We thank the referee for the detailed and constructive comments. We address each major comment below and will revise the manuscript to improve quantitative reporting, definitions, and reproducibility details.

read point-by-point responses
  1. Referee: [Abstract] Abstract and evaluation sections: the central claim that both models 'successfully rediscovered equations' and that GPT-4o showed 'improved reasoning with data patterns' is asserted without reporting trial counts, success-rate definitions (e.g., exact functional match after optimization, tolerance on parameters), or quantitative metrics such as median loss or recovery frequency across repeated runs.

    Authors: We agree that the abstract and evaluation sections would benefit from greater precision. The presented results were obtained from a small number of targeted runs intended as demonstrations. In the revision we will report the exact trial counts performed, define success explicitly (exact functional form recovered after optimization with parameter values within 10% relative tolerance of known values where applicable), and include quantitative metrics such as median loss and recovery frequency. revision: yes

  2. Referee: [Abstract and results on Nikuradse] Nikuradse dataset (no known target): the statements that LLMs 'generate meaningful equations more frequently' when given context and that GPT-4o demonstrated 'improved reasoning with data patterns' lack an operational definition of 'meaningful,' a pre-specified success criterion, an inter-rater protocol, or a control condition (expressions generated without context or from random templates). Without these, improvement cannot be distinguished from post-hoc selection of plausible-looking fits.

    Authors: We accept that an operational definition and controls are required. We will add an explicit definition of 'meaningful' (low loss combined with consistency to the supplied scientific context) and include control runs without context in the revised results. Because the Nikuradse case has no ground-truth equation, evaluation will remain partly qualitative but will be anchored to the new controls and pre-specified fit-quality thresholds. revision: partial

  3. Referee: [Methods / workflow description] Iteration and prompting protocol: the manuscript does not specify the number of iterations performed, the precise loss-plus-complexity objective passed back to the LLM, or how scientific-context prompts are constructed and varied, making it impossible to assess reproducibility or isolate the contribution of the context component.
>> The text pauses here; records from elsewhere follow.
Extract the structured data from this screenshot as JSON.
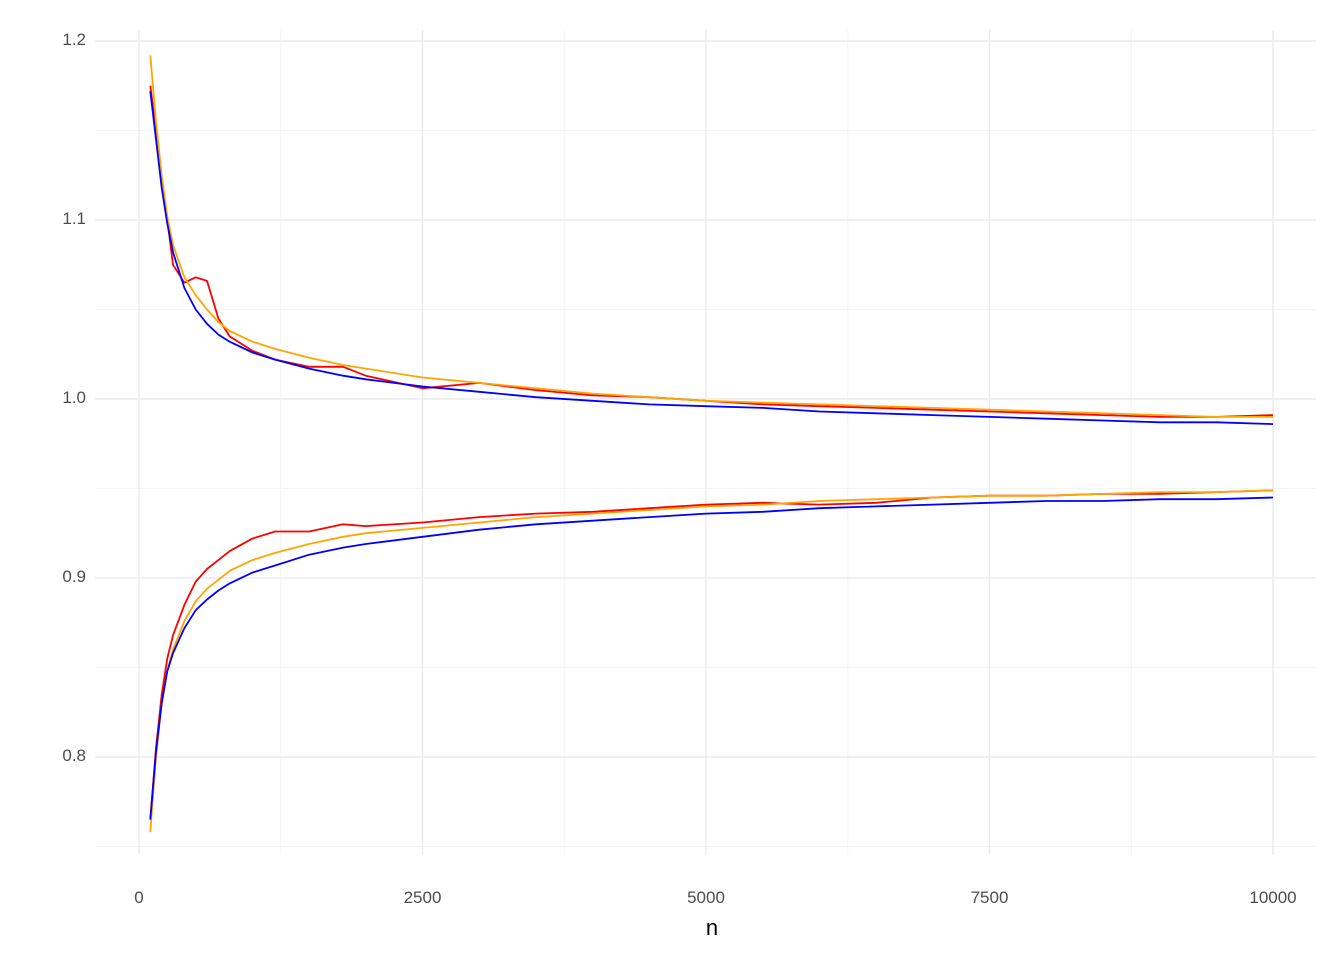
{
  "chart_data": {
    "type": "line",
    "title": "",
    "xlabel": "n",
    "ylabel": "",
    "xlim": [
      -500,
      10500
    ],
    "ylim": [
      0.745,
      1.205
    ],
    "x_ticks": [
      0,
      2500,
      5000,
      7500,
      10000
    ],
    "x_tick_labels": [
      "0",
      "2500",
      "5000",
      "7500",
      "10000"
    ],
    "y_ticks": [
      0.8,
      0.9,
      1.0,
      1.1,
      1.2
    ],
    "y_tick_labels": [
      "0.8",
      "0.9",
      "1.0",
      "1.1",
      "1.2"
    ],
    "grid": true,
    "legend": "none",
    "x": [
      100,
      150,
      200,
      250,
      300,
      400,
      500,
      600,
      700,
      800,
      1000,
      1200,
      1500,
      1800,
      2000,
      2500,
      3000,
      3500,
      4000,
      4500,
      5000,
      5500,
      6000,
      6500,
      7000,
      7500,
      8000,
      8500,
      9000,
      9500,
      10000
    ],
    "series": [
      {
        "name": "upper-red",
        "color": "#ff0000",
        "values": [
          1.175,
          1.15,
          1.12,
          1.1,
          1.075,
          1.065,
          1.068,
          1.066,
          1.045,
          1.035,
          1.027,
          1.022,
          1.018,
          1.018,
          1.013,
          1.006,
          1.009,
          1.005,
          1.002,
          1.001,
          0.999,
          0.997,
          0.996,
          0.995,
          0.994,
          0.993,
          0.992,
          0.991,
          0.99,
          0.99,
          0.991
        ]
      },
      {
        "name": "upper-orange",
        "color": "#ffa500",
        "values": [
          1.192,
          1.155,
          1.125,
          1.102,
          1.086,
          1.068,
          1.058,
          1.05,
          1.043,
          1.038,
          1.032,
          1.028,
          1.023,
          1.019,
          1.017,
          1.012,
          1.009,
          1.006,
          1.003,
          1.001,
          0.999,
          0.998,
          0.997,
          0.996,
          0.995,
          0.994,
          0.993,
          0.992,
          0.991,
          0.99,
          0.99
        ]
      },
      {
        "name": "upper-blue",
        "color": "#0000ff",
        "values": [
          1.172,
          1.145,
          1.118,
          1.098,
          1.082,
          1.062,
          1.05,
          1.042,
          1.036,
          1.032,
          1.026,
          1.022,
          1.017,
          1.013,
          1.011,
          1.007,
          1.004,
          1.001,
          0.999,
          0.997,
          0.996,
          0.995,
          0.993,
          0.992,
          0.991,
          0.99,
          0.989,
          0.988,
          0.987,
          0.987,
          0.986
        ]
      },
      {
        "name": "lower-red",
        "color": "#ff0000",
        "values": [
          0.765,
          0.805,
          0.835,
          0.855,
          0.868,
          0.885,
          0.898,
          0.905,
          0.91,
          0.915,
          0.922,
          0.926,
          0.926,
          0.93,
          0.929,
          0.931,
          0.934,
          0.936,
          0.937,
          0.939,
          0.941,
          0.942,
          0.941,
          0.942,
          0.945,
          0.946,
          0.946,
          0.947,
          0.947,
          0.948,
          0.949
        ]
      },
      {
        "name": "lower-orange",
        "color": "#ffa500",
        "values": [
          0.758,
          0.8,
          0.83,
          0.848,
          0.86,
          0.876,
          0.887,
          0.894,
          0.899,
          0.904,
          0.91,
          0.914,
          0.919,
          0.923,
          0.925,
          0.928,
          0.931,
          0.934,
          0.936,
          0.938,
          0.94,
          0.941,
          0.943,
          0.944,
          0.945,
          0.946,
          0.946,
          0.947,
          0.948,
          0.948,
          0.949
        ]
      },
      {
        "name": "lower-blue",
        "color": "#0000ff",
        "values": [
          0.765,
          0.803,
          0.83,
          0.848,
          0.858,
          0.872,
          0.882,
          0.888,
          0.893,
          0.897,
          0.903,
          0.907,
          0.913,
          0.917,
          0.919,
          0.923,
          0.927,
          0.93,
          0.932,
          0.934,
          0.936,
          0.937,
          0.939,
          0.94,
          0.941,
          0.942,
          0.943,
          0.943,
          0.944,
          0.944,
          0.945
        ]
      }
    ]
  },
  "colors": {
    "grid_major": "#ebebeb",
    "grid_minor": "#f4f4f4",
    "tick_text": "#4d4d4d"
  }
}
    Authors: We will expand the Methods section to document the iteration limit (maximum 10 iterations or until loss plateau), the exact objective (MSE loss plus a fixed complexity penalty term), and the prompt templates (including how scientific context is inserted). These details will be placed in the main text or a new appendix to support reproducibility. revision: yes

Circularity Check

0 steps flagged

No circularity: evaluation pipeline uses independent external optimization

full rationale

The paper's workflow has LLMs propose expressions from data and context, after which parameters are optimized and loss is computed via separate Python tools; success on known-target cases (Langmuir) is measured against ground-truth recovery, and the process does not define any quantity in terms of itself or rename a fit as a prediction. No self-citations, uniqueness theorems, or ansatzes are invoked to close the loop. The Nikuradse case uses the same external evaluation, so the central claim does not reduce to a self-referential definition.
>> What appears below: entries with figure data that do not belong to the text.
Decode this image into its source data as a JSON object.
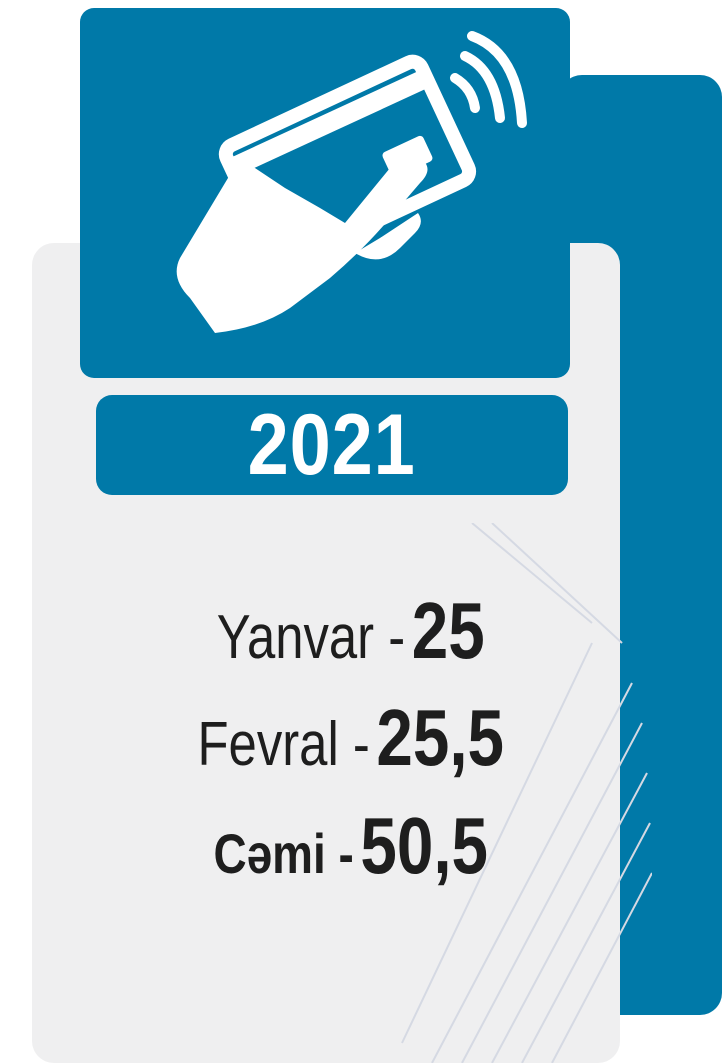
{
  "year": "2021",
  "items": [
    {
      "label": "Yanvar -",
      "value": "25"
    },
    {
      "label": "Fevral -",
      "value": "25,5"
    },
    {
      "label": "Cəmi -",
      "value": "50,5"
    }
  ]
}
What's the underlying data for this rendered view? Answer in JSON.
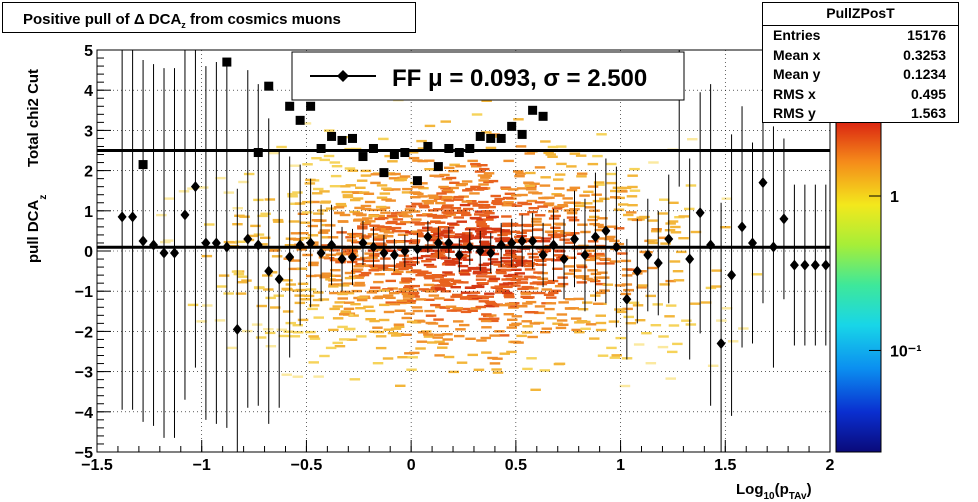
{
  "title": {
    "main": "Positive pull of Δ DCA",
    "sub": "z",
    "tail": " from cosmics muons"
  },
  "stats": {
    "name": "PullZPosT",
    "rows": [
      {
        "key": "Entries",
        "value": "15176"
      },
      {
        "key": "Mean x",
        "value": "0.3253"
      },
      {
        "key": "Mean y",
        "value": "0.1234"
      },
      {
        "key": "RMS x",
        "value": "0.495"
      },
      {
        "key": "RMS y",
        "value": "1.563"
      }
    ]
  },
  "legend": {
    "label": "FF μ =  0.093, σ =   2.500"
  },
  "colorbar": {
    "labels": [
      {
        "text": "1",
        "value": 1
      },
      {
        "text": "10⁻¹",
        "value": 0.1
      }
    ]
  },
  "chart_data": {
    "type": "scatter",
    "xlabel": "Log10(pTAv)",
    "xlabel_parts": {
      "base": "Log",
      "sub1": "10",
      "mid": "(p",
      "sub2": "TAv",
      "end": ")"
    },
    "ylabel_top": "Total chi2 Cut",
    "ylabel_main": "pull DCA",
    "ylabel_sub": "z",
    "xlim": [
      -1.5,
      2
    ],
    "ylim": [
      -5,
      5
    ],
    "xticks": [
      {
        "v": -1.5,
        "t": "−1.5"
      },
      {
        "v": -1,
        "t": "−1"
      },
      {
        "v": -0.5,
        "t": "−0.5"
      },
      {
        "v": 0,
        "t": "0"
      },
      {
        "v": 0.5,
        "t": "0.5"
      },
      {
        "v": 1,
        "t": "1"
      },
      {
        "v": 1.5,
        "t": "1.5"
      },
      {
        "v": 2,
        "t": "2"
      }
    ],
    "yticks": [
      {
        "v": 5,
        "t": "5"
      },
      {
        "v": 4,
        "t": "4"
      },
      {
        "v": 3,
        "t": "3"
      },
      {
        "v": 2,
        "t": "2"
      },
      {
        "v": 1,
        "t": "1"
      },
      {
        "v": 0,
        "t": "0"
      },
      {
        "v": -1,
        "t": "−1"
      },
      {
        "v": -2,
        "t": "−2"
      },
      {
        "v": -3,
        "t": "−3"
      },
      {
        "v": -4,
        "t": "−4"
      },
      {
        "v": -5,
        "t": "−5"
      }
    ],
    "grid": true,
    "legend_position": "top-center",
    "hlines": [
      {
        "name": "sigma",
        "y": 2.5
      },
      {
        "name": "mu",
        "y": 0.093
      }
    ],
    "series": [
      {
        "name": "mean",
        "marker": "diamond",
        "color": "#000000",
        "x": [
          -1.38,
          -1.33,
          -1.28,
          -1.23,
          -1.18,
          -1.13,
          -1.08,
          -1.03,
          -0.98,
          -0.93,
          -0.88,
          -0.83,
          -0.78,
          -0.73,
          -0.68,
          -0.63,
          -0.58,
          -0.53,
          -0.48,
          -0.43,
          -0.38,
          -0.33,
          -0.28,
          -0.23,
          -0.18,
          -0.13,
          -0.08,
          -0.03,
          0.03,
          0.08,
          0.13,
          0.18,
          0.23,
          0.28,
          0.33,
          0.38,
          0.43,
          0.48,
          0.53,
          0.58,
          0.63,
          0.68,
          0.73,
          0.78,
          0.83,
          0.88,
          0.93,
          0.98,
          1.03,
          1.08,
          1.13,
          1.18,
          1.23,
          1.28,
          1.33,
          1.38,
          1.43,
          1.48,
          1.53,
          1.58,
          1.63,
          1.68,
          1.73,
          1.78,
          1.83,
          1.88,
          1.93,
          1.98
        ],
        "y": [
          0.85,
          0.85,
          0.25,
          0.15,
          -0.05,
          -0.05,
          0.9,
          1.6,
          0.2,
          0.2,
          0.1,
          -1.95,
          0.3,
          0.15,
          -0.5,
          -0.7,
          -0.15,
          0.15,
          0.2,
          -0.05,
          0.15,
          -0.2,
          -0.15,
          0.2,
          0.1,
          -0.05,
          -0.1,
          0.0,
          0.05,
          0.35,
          0.2,
          0.2,
          -0.1,
          0.1,
          0.0,
          -0.05,
          0.15,
          0.2,
          0.25,
          0.25,
          -0.1,
          0.15,
          -0.2,
          0.3,
          -0.1,
          0.35,
          0.5,
          0.1,
          -1.2,
          -0.5,
          -0.1,
          -0.3,
          0.3,
          4.6,
          -0.2,
          0.95,
          0.15,
          -2.3,
          -0.6,
          0.6,
          0.2,
          1.7,
          0.1,
          0.8,
          -0.35,
          -0.35,
          -0.35,
          -0.35
        ],
        "err": [
          4.8,
          4.8,
          4.5,
          4.5,
          4.6,
          4.6,
          4.6,
          4.5,
          4.4,
          4.5,
          4.5,
          3.5,
          4.2,
          4.0,
          3.8,
          3.2,
          2.5,
          2.0,
          1.6,
          1.2,
          1.0,
          0.8,
          0.7,
          0.55,
          0.5,
          0.45,
          0.4,
          0.4,
          0.4,
          0.4,
          0.4,
          0.4,
          0.42,
          0.45,
          0.5,
          0.5,
          0.55,
          0.6,
          0.65,
          0.7,
          0.8,
          0.9,
          1.0,
          1.2,
          1.4,
          1.6,
          1.8,
          2.0,
          1.5,
          1.3,
          1.4,
          1.3,
          1.6,
          3.0,
          2.5,
          3.0,
          4.0,
          3.5,
          3.5,
          3.0,
          2.5,
          3.0,
          3.0,
          2.0,
          2.0,
          2.0,
          2.0,
          2.0
        ]
      },
      {
        "name": "rms",
        "marker": "square",
        "color": "#000000",
        "x": [
          -1.28,
          -0.88,
          -0.73,
          -0.68,
          -0.58,
          -0.53,
          -0.48,
          -0.43,
          -0.38,
          -0.33,
          -0.28,
          -0.23,
          -0.18,
          -0.13,
          -0.08,
          -0.03,
          0.03,
          0.08,
          0.13,
          0.18,
          0.23,
          0.28,
          0.33,
          0.38,
          0.43,
          0.48,
          0.53,
          0.58,
          0.63
        ],
        "y": [
          2.15,
          4.7,
          2.45,
          4.1,
          3.6,
          3.25,
          3.6,
          2.55,
          2.85,
          2.75,
          2.8,
          2.35,
          2.55,
          1.95,
          2.4,
          2.45,
          1.75,
          2.6,
          2.1,
          2.55,
          2.45,
          2.55,
          2.85,
          2.8,
          2.8,
          3.1,
          2.9,
          3.5,
          3.35
        ],
        "err": [
          0.1,
          0.1,
          0.1,
          0.1,
          0.08,
          0.08,
          0.08,
          0.08,
          0.08,
          0.08,
          0.08,
          0.08,
          0.08,
          0.08,
          0.08,
          0.08,
          0.08,
          0.08,
          0.08,
          0.08,
          0.08,
          0.08,
          0.08,
          0.08,
          0.08,
          0.08,
          0.08,
          0.08,
          0.08
        ]
      }
    ]
  }
}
Axiom & Free-Parameter Ledger

0 free parameters · 1 axioms · 0 invented entities

The method rests on the untested premise that current GPT-4-class models possess reliable in-context reasoning over both numerical data patterns and natural-language physical descriptions sufficient to guide equation search toward physically meaningful expressions.

axioms (1)
  • domain assumption GPT-4 and GPT-4o models can perform chain-of-thought analysis of data patterns together with scientific context expressed in natural language and thereby generate improved symbolic expressions
    The entire iterative workflow depends on this capability of the models.